Tanto piccolo che era sfuggito alla prima osservazione. Lo stanno analizzando.»
«Hanno trovato altro?»
«E non ti sembra abbastanza?! A più tardi!»
E chiude il telefono.
Giacinto… come nei film, quando non fanno in tempo a finire di parlare che ti chiudono il telefono in faccia.
E va bene…
Un capello rosso. Finalmente un primo indizio vero. Suo non può essere, perché lui era di carnagione scura.
Ma di chi può essere, visto che non ha avuto contatti umani con nessuno? Almeno, così ci hanno raccontato tutti.
Certo, può essere di chiunque. Tuttavia, non credo che se lo sia portato da Beirut.
Ha ragione Giacinto… bisogna riflettere.
Vado a prendermi un altro caffè, visto che non c'è niente di solido da mangiare, e mi chiudo in camera.
Poi mi ricordo della pasta al forno di Anna…
«Rebecca, e la pasta al forno di mia moglie? Che fine ha fatto?»
«Ah… era di tua moglie? Puoi dirle che è proprio brava! Ne può portare un'altra!»
«L'hai fatta fuori tutta?»
«Sì, ma non da sola… la tua collega Erika mi ha dato una grossa mano.»
Ritorno in camera con il capo chino e con lo stomaco che si torce.
Un capello rosso… di una donna, magari… Hai capito, Mustafà?
Vuoi vedere che era un "lupo sordo"?
Ma no… dai…
Mi guardo allo specchio e mi dico: «Devi avere rispetto per Mustafà!»
Più della fame poté il sonno e…
Un capello rosso, liscio, serico…
E sì…
E chiudo gli occhi…
Mi lancio dal trampolino dell'Hotel Italia. Mia madre mi rincorre fino in piscina e mi riporta in camera stringendomi il padiglione auricolare dell'orecchio sinistro.
«Ma che ci vengo a fare con voi? Rimango qui con Emilia in piscina…»
E più mi dimeno, più mia madre stringe l'orecchio, fino a quando, arrivati in camera…
«Fatti la doccia e vestiti. Sul tuo letto ci sono camicia e pantaloni.»

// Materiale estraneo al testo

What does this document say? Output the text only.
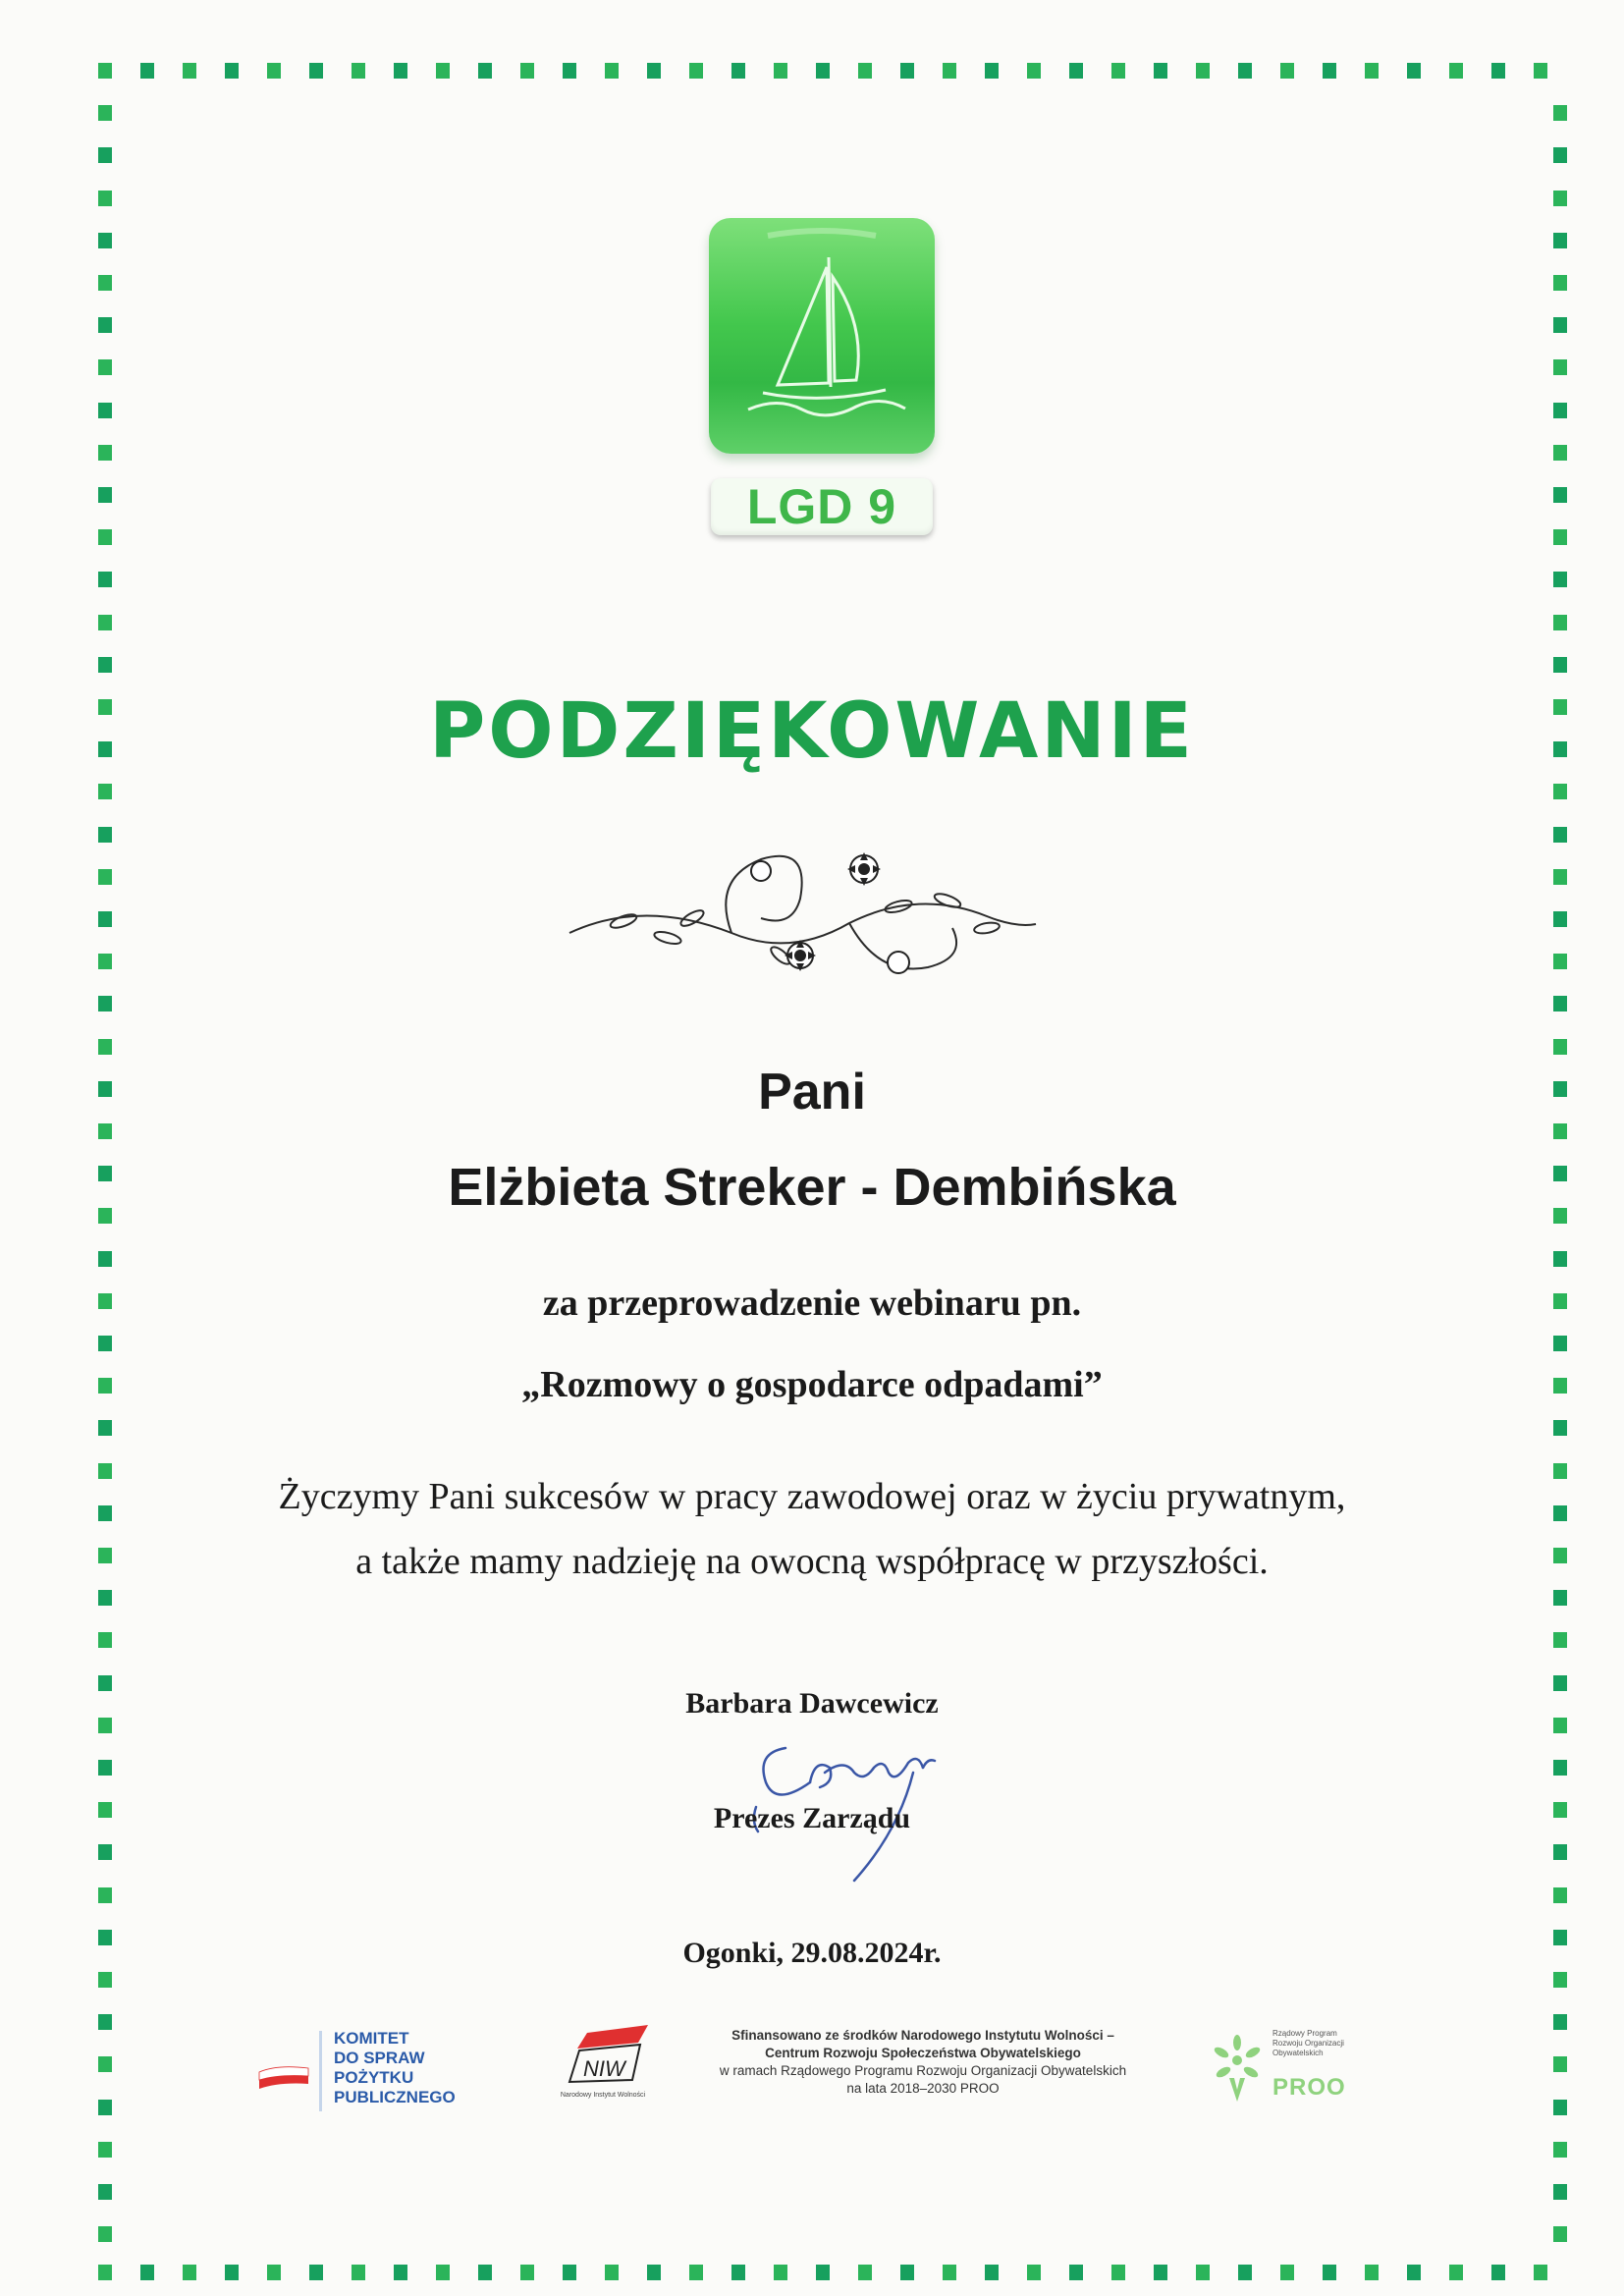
LGD 9
PODZIĘKOWANIE
Pani
Elżbieta Streker - Dembińska
za przeprowadzenie webinaru pn.
„Rozmowy o gospodarce odpadami”
Życzymy Pani sukcesów w pracy zawodowej oraz w życiu prywatnym,
a także mamy nadzieję na owocną współpracę w przyszłości.
Barbara Dawcewicz
Prezes Zarządu
Ogonki, 29.08.2024r.
KOMITET
DO SPRAW
POŻYTKU
PUBLICZNEGO
NIW
Narodowy Instytut Wolności
Sfinansowano ze środków Narodowego Instytutu Wolności –
Centrum Rozwoju Społeczeństwa Obywatelskiego
w ramach Rządowego Programu Rozwoju Organizacji Obywatelskich
na lata 2018–2030 PROO
Rządowy Program
Rozwoju Organizacji
Obywatelskich
PROO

«Mamma… Mamma… ma qui sulla camicia ci sono due buchi!»
Ho già calzato i pantaloni lunghi, quando, nell'indossare la camicia, mi accorgo che le braccia rimangono scoperte.
«Pasquale… come due buchi? La camicia nuova del viaggio?!»
Mia madre mi raggiunge, trasecolata.
«Mamma, vedi… ci sono due buchi…»
«Pasquale, ma che dici… è una camicia a mezze maniche!»
E giù una risata liberatoria.
Il congresso si teneva in un grande cinema-teatro. Era affollatissimo: signori, signore, giovani e meno giovani.
Quando, d'un tratto, mentre stringo la mano a mia sorella, vedo, tre file sopra di noi, una ragazza di spalle.
Le scendono lunghi, morbidi, lisci e setosi capelli rosso tiziano!
Lascio la mano di mia sorella, esco dalla fila e, senza avvisare i miei genitori, risalgo la scala di pietra e la raggiungo.
Chiedo permesso ai signori seduti, mi avvicino e, con voce tremante, dico:
«Ciao…»
Lei si gira. I suoi occhi vivacissimi e sorridenti mi abbracciano, e il suo «Ciao» improvviso mi stordisce.
I miei tredici anni erano stati di corse sfrenate, di calci al pallone, di sfide in bicicletta, di tiri ai tappi delle bottiglie di Coca-Cola, aranciata e gazzose; di serate estive a saltare al ciuccio lungo, a urlare alla cavallina e a lanciare la trottola con la corda.
Molto spesso, a fare a botte con i compagni di gioco, per poi correre al bar Orchidea a mangiare il gelato nocciola, caffè e panna.
All'improvviso, con la stessa forza che ci metteva mio padre a prendermi a mazzate, ero stato colpito da una mazzata ancora più potente, che mi faceva male.
Non riuscii a dire altro, ma non riuscivo neanche a staccarmi dal suo viso.
In quel ormai lontano pomeriggio di settembre del 1967, d'un tratto, stavo provando un sentimento terribile e dolorosissimo.
Poi, tornato al mio posto, mia madre mi osservò preoccupata.
«Pasquale, come stai? Che è successo?»
Alzò lo sguardo e si accorse di quella famiglia seduta sopra di noi.
Poi vide i miei occhi languidi, che non riuscivano a staccarsi da quelli della ragazza dai capelli rossi… e capì subito!
Tornato in albergo, presi carta e penna e scrissi di getto una lettera appassionata, come poi non ho più scritto per il resto della vita.
Dopo essere riuscito, ora non ricordo attraverso quali canali, a scoprire il nome, il cognome e l'indirizzo della ragazza dai capelli rossi, imbucai la lettera.